Una dichiarazione che suona come un impegno preciso da parte della software house giapponese, consapevole delle critiche ricevute per le prestazioni altalenanti del suo ultimo titolo open world.
La questione ruota attorno al RE Engine, il motore grafico proprietario di Capcom che si è guadagnato nel tempo un'ottima reputazione grazie alle performance dei vari capitoli di Resident Evil. Tuttavia, quando lo stesso engine è stato applicato a produzioni con ambizioni diverse, come Dragon's Dogma e appunto Monster Hunter, sono emersi evidenti limiti strutturali. Il problema fondamentale sembra risiedere nella capacità di gestire mondi di gioco vasti e aperti, con numerosi elementi dinamici da renderizzare simultaneamente.
Gli utenti della community hanno notato come il RE Engine eccella quando viene sfruttato secondo le sue caratteristiche naturali: livelli più contenuti, ambientazioni chiuse o semi-aperte, un numero limitato di elementi sullo schermo.

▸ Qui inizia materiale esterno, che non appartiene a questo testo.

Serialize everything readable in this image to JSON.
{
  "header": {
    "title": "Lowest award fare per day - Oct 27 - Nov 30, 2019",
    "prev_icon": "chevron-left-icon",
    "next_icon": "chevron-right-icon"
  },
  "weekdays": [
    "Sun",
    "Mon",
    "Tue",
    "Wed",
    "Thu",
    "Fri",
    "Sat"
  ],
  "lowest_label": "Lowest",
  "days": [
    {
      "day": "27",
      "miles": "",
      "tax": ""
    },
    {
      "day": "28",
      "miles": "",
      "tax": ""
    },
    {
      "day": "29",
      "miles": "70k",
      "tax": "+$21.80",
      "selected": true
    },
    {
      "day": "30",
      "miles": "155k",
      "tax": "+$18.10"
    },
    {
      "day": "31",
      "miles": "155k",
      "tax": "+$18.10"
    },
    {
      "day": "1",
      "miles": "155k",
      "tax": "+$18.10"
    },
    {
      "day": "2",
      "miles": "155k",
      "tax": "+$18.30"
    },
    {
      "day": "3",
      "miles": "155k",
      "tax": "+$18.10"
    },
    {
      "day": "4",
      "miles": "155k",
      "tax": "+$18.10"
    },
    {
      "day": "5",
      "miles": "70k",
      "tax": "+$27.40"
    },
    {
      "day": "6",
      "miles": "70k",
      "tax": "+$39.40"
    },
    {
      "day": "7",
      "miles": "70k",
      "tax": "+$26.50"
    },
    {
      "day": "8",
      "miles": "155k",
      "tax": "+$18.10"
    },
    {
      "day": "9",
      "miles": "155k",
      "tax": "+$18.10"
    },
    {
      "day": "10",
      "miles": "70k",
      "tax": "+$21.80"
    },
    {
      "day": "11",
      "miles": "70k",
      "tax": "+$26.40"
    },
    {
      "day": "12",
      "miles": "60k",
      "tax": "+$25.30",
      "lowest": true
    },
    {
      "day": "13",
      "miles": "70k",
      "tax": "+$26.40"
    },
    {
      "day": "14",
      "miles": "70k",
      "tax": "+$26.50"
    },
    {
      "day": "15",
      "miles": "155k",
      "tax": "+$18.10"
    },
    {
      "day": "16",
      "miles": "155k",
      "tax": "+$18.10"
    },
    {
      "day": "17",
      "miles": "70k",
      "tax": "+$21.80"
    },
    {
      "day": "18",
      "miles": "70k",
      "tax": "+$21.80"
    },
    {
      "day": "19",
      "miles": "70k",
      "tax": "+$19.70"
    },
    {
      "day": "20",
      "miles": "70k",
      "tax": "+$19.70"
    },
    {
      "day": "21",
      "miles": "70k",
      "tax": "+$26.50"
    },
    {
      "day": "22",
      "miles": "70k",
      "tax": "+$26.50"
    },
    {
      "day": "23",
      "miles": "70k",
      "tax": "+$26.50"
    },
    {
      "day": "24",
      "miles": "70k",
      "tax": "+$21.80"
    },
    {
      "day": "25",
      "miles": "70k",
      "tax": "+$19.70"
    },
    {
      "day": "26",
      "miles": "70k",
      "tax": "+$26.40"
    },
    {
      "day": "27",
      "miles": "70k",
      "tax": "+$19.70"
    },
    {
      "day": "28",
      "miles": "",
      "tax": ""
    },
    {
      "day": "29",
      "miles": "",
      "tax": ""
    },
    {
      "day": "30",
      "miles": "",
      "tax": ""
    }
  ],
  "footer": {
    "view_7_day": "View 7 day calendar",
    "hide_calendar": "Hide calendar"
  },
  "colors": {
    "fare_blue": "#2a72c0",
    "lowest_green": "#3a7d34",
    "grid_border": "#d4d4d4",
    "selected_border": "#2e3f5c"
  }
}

In queste condizioni, il motore grafico riesce a garantire frame rate stabili e una qualità visiva eccellente. La situazione cambia drasticamente quando si passa a scenari aperti con molteplici creature, effetti particellari e streaming continuo di asset.
Particolarmente problematico si è rivelato il sistema di streaming delle texture in Monster Hunter Wilds, con pop-in evidenti e caricamenti tardivi che hanno compromesso l'esperienza di gioco.
Alcuni fanno notare che problemi simili hanno interessato anche altri titoli che utilizzano tecnologie come DirectStorage, suggerendo che le difficoltà potrebbero non dipendere esclusivamente da Capcom ma da questioni più ampie legate alle nuove architetture PC e console.
La strategia aziendale di utilizzare il RE Engine come soluzione universale per tutte le produzioni interne si è dunque rivelata prematura.
Prima di applicarlo a giochi con dinamiche online complesse e ambientazioni vastissime, sarebbe stato necessario un lavoro di ottimizzazione più approfondito. Per fare un paragone comprensibile al pubblico, è come pretendere che un'auto sportiva progettata per i circuiti urbani possa competere senza modifiche nel rally attraverso terreni impervi.
Diversi giocatori hanno espresso perplessità sulla scelta di Capcom, suggerendo che per determinate tipologie di gioco potrebbe essere più sensato affidarsi a motori grafici come Unreal Engine 5, che già dimostra una maggiore stabilità nella gestione di frame rate elevati in contesti open world.
La fedeltà a una tecnologia proprietaria, per quanto comprensibile dal punto di vista economico e dell'identità aziendale, non dovrebbe compromettere la qualità del prodotto finale.
Con Resident Evil Requiem, Capcom sembra voler tornare in territorio conosciuto, sfruttando il RE Engine nelle situazioni in cui ha dimostrato di dare il meglio. La fiducia espressa dalla compagnia non è solo una promessa di marketing, ma il riconoscimento implicito che il motore grafico funziona egregiamente quando non viene spinto oltre i suoi limiti naturali.
Resta da vedere se questa lezione porterà a investimenti significativi per ampliare le capacità tecniche dell'engine o se Capcom adotterà un approccio più pragmatico, scegliendo di volta in volta lo strumento più adatto al tipo di gioco da sviluppare.